Davutoglu writes for British daily The Guardian, urges for rebuilding Turkish-Armenian ties after Turkish PM Erdogan offered unprecedented condolences to relatives of those who died during the incidents of 1915

Davutoglu writes for British daily The Guardian, urges for rebuilding Turkish-Armenian ties after Turkish PM Erdogan offered unprecedented condolences to relatives of those who died during the incidents of 1915

LONDON - Turkish Foreign Minister Ahmet Davutoglu has appealed for efforts to “reconstruct a better future for Turkish-Armenian relations” in his article published on British daily The Guardian on Friday.

Davutoglu’s plea comes after Turkey’s Prime Minister Recep Tayyip Erdogan offered condolences for the Armenian deaths that occurred during the incidents of 1915 - a first for a Turkish statesman.

The Turkish foreign minister touted Erdogan’s unprecedented message as a “courageous step,” urging both Turks and Armenians to “follow Erdogan’s lead and bury our common pain.”

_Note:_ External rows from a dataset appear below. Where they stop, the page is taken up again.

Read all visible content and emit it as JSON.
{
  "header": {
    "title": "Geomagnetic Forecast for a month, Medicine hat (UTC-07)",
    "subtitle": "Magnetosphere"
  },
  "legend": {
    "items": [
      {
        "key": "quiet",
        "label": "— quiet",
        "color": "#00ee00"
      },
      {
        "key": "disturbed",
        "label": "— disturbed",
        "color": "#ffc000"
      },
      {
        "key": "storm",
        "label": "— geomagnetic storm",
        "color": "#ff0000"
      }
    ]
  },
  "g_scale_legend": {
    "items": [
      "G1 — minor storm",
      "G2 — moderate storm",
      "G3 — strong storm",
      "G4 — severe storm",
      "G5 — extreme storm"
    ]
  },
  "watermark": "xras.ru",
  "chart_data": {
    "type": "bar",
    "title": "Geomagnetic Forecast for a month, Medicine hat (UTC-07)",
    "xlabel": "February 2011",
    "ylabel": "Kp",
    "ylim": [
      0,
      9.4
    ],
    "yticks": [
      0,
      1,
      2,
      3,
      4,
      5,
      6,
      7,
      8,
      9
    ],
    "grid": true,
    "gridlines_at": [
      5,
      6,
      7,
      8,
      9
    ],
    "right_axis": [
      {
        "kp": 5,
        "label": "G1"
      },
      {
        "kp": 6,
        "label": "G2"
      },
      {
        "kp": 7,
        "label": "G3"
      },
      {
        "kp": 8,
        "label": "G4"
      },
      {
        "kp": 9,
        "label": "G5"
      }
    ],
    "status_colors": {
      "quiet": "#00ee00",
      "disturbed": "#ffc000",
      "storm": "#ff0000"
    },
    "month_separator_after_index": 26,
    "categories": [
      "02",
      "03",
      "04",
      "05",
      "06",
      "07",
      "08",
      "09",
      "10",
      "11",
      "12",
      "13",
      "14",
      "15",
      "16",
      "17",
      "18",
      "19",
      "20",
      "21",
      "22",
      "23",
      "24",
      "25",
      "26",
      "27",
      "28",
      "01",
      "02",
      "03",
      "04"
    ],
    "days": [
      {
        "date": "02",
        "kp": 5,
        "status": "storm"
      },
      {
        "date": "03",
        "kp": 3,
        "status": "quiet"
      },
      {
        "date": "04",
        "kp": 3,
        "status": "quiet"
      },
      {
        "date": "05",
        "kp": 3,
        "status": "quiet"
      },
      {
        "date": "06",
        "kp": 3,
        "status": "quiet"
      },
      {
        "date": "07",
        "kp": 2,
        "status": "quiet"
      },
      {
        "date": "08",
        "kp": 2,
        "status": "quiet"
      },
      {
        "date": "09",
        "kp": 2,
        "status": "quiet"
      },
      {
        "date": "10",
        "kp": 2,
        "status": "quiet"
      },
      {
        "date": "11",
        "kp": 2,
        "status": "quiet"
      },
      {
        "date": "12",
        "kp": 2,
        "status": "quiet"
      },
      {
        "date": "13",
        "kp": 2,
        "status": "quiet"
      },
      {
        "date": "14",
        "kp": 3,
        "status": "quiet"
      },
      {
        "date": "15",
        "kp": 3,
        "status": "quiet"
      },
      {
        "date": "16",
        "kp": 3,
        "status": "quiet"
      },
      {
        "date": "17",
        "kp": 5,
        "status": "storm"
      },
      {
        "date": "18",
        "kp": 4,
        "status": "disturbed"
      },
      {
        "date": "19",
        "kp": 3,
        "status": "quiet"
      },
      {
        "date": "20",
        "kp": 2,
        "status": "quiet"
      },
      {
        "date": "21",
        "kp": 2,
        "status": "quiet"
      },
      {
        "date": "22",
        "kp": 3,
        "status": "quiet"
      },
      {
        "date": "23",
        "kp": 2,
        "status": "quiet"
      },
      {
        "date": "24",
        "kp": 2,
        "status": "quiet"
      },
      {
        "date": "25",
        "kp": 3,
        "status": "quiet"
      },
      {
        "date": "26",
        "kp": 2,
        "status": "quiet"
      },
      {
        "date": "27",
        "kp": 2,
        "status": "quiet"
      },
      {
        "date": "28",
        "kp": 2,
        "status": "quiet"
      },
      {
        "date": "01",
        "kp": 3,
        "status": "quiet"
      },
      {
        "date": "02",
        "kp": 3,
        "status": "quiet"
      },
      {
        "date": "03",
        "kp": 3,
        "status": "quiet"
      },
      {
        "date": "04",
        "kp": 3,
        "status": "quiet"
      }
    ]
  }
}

"It is an undeniable fact that the Armenians suffered greatly in the same period. The consequences of the relocation of the large part of the Armenian community are unacceptable and inhuman,” Davutoglu said.

"What is also true is that the dispute over why and how the Armenian tragedy happened, sadly, continues to distress Turks and Armenians today," he said.

"Communal and national memories of a pain, suffering, deprivation and monumental loss of life continue to keep the Armenian and Turkish peoples apart. Competing and seemingly irreconcilable narratives on the 1915 events prevent the healing of this trauma. What we share is a "common pain" inherited from our grandparents.

“Offering condolences to the descendants of Ottoman Armenians with compassion and respect is a duty of humanity. An almost century-long confrontation has proved that we cannot solve the problem unless we start listening to and understanding each other. We must also learn to respect, without comparing sufferings and without categorizing them,” Davutoglu said.

"But we can only succeed if this endeavor is embraced by a wider constituency intent on reconciliation. Turkey stands ready."

Ahead of the anniversary of the incidents of 1915, which led to an unknown number of people dying in civil strife after the Ottoman Empire approved a deportation law for Armenians on April 24 of that year, Turkish Prime Minister Recep Erdogan said last week, "Regardless of their ethnic or religious origins, we pay tribute, with compassion and respect, to all Ottoman citizens who lost their lives in the incidents of 1915."

The message was welcomed by Armenian intellectuals and the Armenian Patriarchate in Turkey as a positive step, while some said it fell short of dealing with the issue.

The 1915 incidents took place during World War I, when a portion of the Armenian population living in the Ottoman Empire sided with invading Russians and rose up against the Ottoman authority. The uprisings were followed by a decision by the Ottoman-era officials to relocate the Armenians living in eastern Anatolia.

The Armenian diaspora and the state of Armenia term the incidents as "genocide" and ask for compensation, whereas Turkey says that, while Armenians died during the deportation, many Turks also died due to the attacks by Armenian gangs all across Anatolia.